Flipkart expects its fashion business to turn profitable by the middle of fiscal 2017. Flipkart is also focusing on private labels, which offer higher margins of about 60% to 65% compared to 35% to 45% on regular brands. However, Amazon also is focusing on this high-margin segment and has hired a former Myntra executive as part of these efforts.

If things go as per plan, Flipkart will want to go public in 18-24 months or go for a sale. Amazon was reportedly interested in buying Flipkart in the past for $8 billion, but its investors and founders wanted about $12 billion. Flipkart needs to clean up its act fast and also set some realistic expectations. Nonetheless, the Amazon ship has sailed. They will need to find another buyer, and if they start losing market share to Amazon, the valuation will come down further.

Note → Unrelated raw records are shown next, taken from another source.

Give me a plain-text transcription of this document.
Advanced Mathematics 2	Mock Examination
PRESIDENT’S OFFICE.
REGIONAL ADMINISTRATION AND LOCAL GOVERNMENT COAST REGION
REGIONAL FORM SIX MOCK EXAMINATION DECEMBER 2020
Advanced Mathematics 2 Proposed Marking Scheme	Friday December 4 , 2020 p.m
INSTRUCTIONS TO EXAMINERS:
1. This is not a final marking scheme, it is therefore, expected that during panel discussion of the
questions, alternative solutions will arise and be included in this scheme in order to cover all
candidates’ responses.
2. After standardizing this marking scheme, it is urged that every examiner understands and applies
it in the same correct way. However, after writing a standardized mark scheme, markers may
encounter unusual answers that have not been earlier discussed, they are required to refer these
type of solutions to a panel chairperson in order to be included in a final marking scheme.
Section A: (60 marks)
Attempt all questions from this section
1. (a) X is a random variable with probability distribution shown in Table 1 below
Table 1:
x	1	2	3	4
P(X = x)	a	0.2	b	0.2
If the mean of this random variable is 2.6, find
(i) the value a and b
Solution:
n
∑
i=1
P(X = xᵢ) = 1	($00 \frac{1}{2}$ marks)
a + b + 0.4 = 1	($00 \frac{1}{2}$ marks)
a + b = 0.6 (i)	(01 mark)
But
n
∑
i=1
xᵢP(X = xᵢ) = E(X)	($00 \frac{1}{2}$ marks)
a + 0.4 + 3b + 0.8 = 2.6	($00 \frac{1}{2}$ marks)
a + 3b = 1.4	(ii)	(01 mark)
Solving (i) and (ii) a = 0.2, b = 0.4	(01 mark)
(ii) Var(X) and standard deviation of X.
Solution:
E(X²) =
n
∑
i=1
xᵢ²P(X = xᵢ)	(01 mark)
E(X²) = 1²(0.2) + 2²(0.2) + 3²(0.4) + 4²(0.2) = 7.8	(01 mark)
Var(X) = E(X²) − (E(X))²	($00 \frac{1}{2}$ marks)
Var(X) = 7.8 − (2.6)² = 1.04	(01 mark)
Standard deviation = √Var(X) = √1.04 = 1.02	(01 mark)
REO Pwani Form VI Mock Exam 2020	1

Flipkart, whatever happens in the future, remains one of the flagship efforts by Indian entrepreneurs to build an ambitious company in the Silicon Valley model in India. It has demonstrated good execution, and most importantly, has trained a whole generation of employees who will, likely, go on to become entrepreneurs in the future. Some have already started down this path. In the history of any ecosystem, not all high-impact players end up becoming market leaders. In Silicon Valley, at the very beginning of the Internet, Netscape was the highest impact company. Yet, for all its momentous contribution to the evolution of the Internet, the company got quashed by Microsoft's (NASDAQ:MSFT) Internet Explorer and other Middleware products from other major players.

Even if Flipkart gets overpowered by Amazon, we need to acknowledge Sachin and Binny Bansal as pioneers who dared. And that is worth a great, great deal.